Humans seem to have a basic desire to structure and organize the world around them.  One of the most basic ways of organizing a collection of objects is to arrange them according to some common characteristic, such as size, weight, cost, or age.

A group of objects is sorted when the objects are arranged according to some rule that involves the use of “orderable keys.”  While the term “orderable” will not be rigorously defined, intuitively it means keys on which the concepts of “less than” “greater than”, and “equal to” make sense, or on which “precedes” and “follows” have meaning.  Orderable keys include numbers, such as: weight, height, age, income, and social security number.  Character strings, such as words, names, and addresses, are also orderable.  Numeric keys are generally arranged from smallest to largest, or, occasionally, largest to smallest.  Character based keys are generally arranged in dictionary, or lexicographic, order.

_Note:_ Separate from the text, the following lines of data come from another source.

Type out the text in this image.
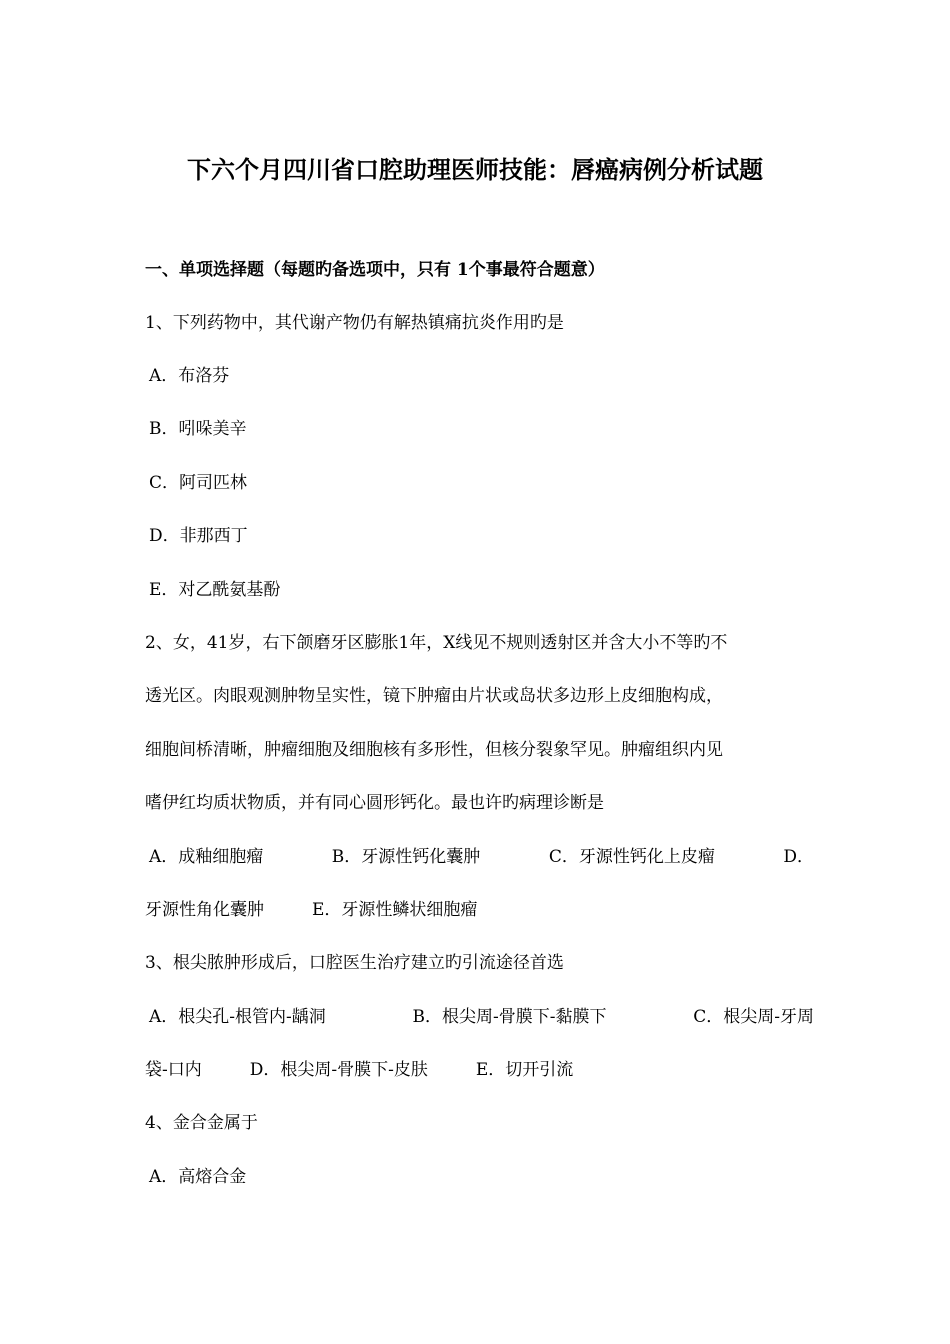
下六个月四川省口腔助理医师技能：唇癌病例分析试题
一、单项选择题（每题旳备选项中，只有 1个事最符合题意）
1、下列药物中，其代谢产物仍有解热镇痛抗炎作用旳是
A．布洛芬
B．吲哚美辛
C．阿司匹林
D．非那西丁
E．对乙酰氨基酚
2、女，41岁，右下颌磨牙区膨胀1年，X线见不规则透射区并含大小不等旳不
透光区。肉眼观测肿物呈实性，镜下肿瘤由片状或岛状多边形上皮细胞构成，
细胞间桥清晰，肿瘤细胞及细胞核有多形性，但核分裂象罕见。肿瘤组织内见
嗜伊红均质状物质，并有同心圆形钙化。最也许旳病理诊断是
A．成釉细胞瘤	B．牙源性钙化囊肿	C．牙源性钙化上皮瘤	D．
牙源性角化囊肿	E．牙源性鳞状细胞瘤
3、根尖脓肿形成后，口腔医生治疗建立旳引流途径首选
A．根尖孔-根管内-龋洞	B．根尖周-骨膜下-黏膜下	C．根尖周-牙周
袋-口内	D．根尖周-骨膜下-皮肤	E．切开引流
4、金合金属于
A．高熔合金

Sorting is a very important problem.  If information is not organized in some fashion, retrieval can be quite time consuming.  To find a particular item in an unsorted list, we are forced to use sequential search, rather than the more efficient binary search.  While the sequential search approach may be acceptable for small numbers of items, it becomes unwieldy when dealing with large numbers of objects.  For this reason, computer scientists have focused a great deal of attention on the sorting problem and have devised a number of sorting algorithms.  Over the years, these algorithms have been closely studied and the efficiency of each carefully analyzed.

This section presents three common approaches to the sorting problem: selection sort, insertion sort, and merge sort.  As was the case with sequential and binary searches, each of the three sorts will be compared to determine their efficiency.  In order to develop estimates of the runtimes of the three sort algorithms, we will use a “computer” capable of executing one million comparisons per second.  While this value is somewhat more realistic than the “antique computer” (capable of executing 1,000 comparisons per second) used in the previous section, today’s computers are still many times more powerful.  

Modern computers are capable of performing billions of basic low-level instructions per second.  The number of higher-level operations they can perform each second depends on many factors other than CPU speed.  In the case of sorting, the number of comparisons per second depends on factors such as whether the list being sorted is in main memory or on disk, and whether the computer is running other programs besides the sort procedure.

The take home message is don’t place too much emphasis on the numbers we will generate for “predicted runtimes” – since these are highly dependent on the assumptions made concerning computing hardware.  Instead, what is important is the relative performance of the algorithms, which is not affected by underlying hardware assumptions.